For 3Q25, the company recorded a core net profit of RM14 million, representing a significant sequential drop of 63% quarter-on-quarter and a 59% year-on-year decrease. This downturn was observed despite a 10% year-on-year increase in 9M25 revenue, which, at RM600.7 million, aligned with analysts’ initial forecasts, achieving 76% of the full-year projection. However, the earnings miss was attributed to a 4-percentage point softer EBITDA margin and a 7-percentage point increase in the effective tax rate. The company’s 9M25 core net profit only met 50% and 52% of the investment bank’s and street’s expectations, respectively.

Operational Headwinds

The underperformance was largely driven by higher operating costs and redundancy expenses related to the company’s Slovakia plant. Further sequential margin declines are anticipated due to increased staff costs from additional hiring and expected additional redundancy lay-offs in Slovakia. Management also highlighted that 4Q25 margins would face additional pressure from tariff-related costs, prompting discussions with customers to implement cost-sharing agreements.
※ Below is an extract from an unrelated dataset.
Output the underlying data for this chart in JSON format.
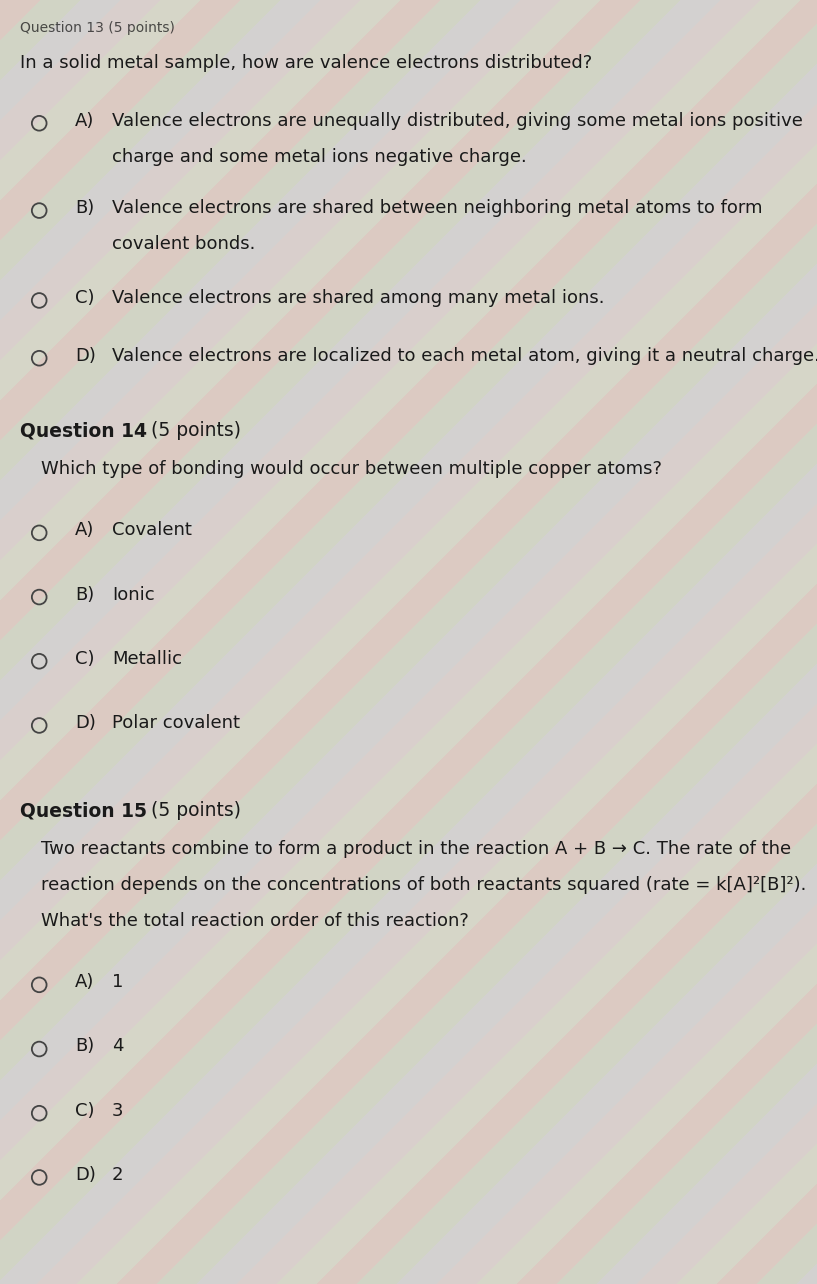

Outlook and Recommendation

Despite the current headwinds, the company’s order book remains robust, standing at RM698 million, a 15% quarter-on-quarter increase, providing clear earnings visibility through 2026. The backlog is diversified across solar (32%), DC-related (23%), semiconductor (16%), and e-mobility (15%), among others. Management anticipates securing an additional RM500-600 million in new orders by the end of 2025. While a meaningful ramp-up is expected in 2027, the near-term outlook is tempered by the continued revamp phase and cost uncertainties.

Analysts at TA Securities have maintained a BUY recommendation, albeit with a revised 12-month target price. The target price was adjusted downwards to RM2.30 from RM2.44, based on a revised 2026E EPS forecast and an unchanged target PE of 32x. Key downside risks include slower order book replenishment and further cost pressures.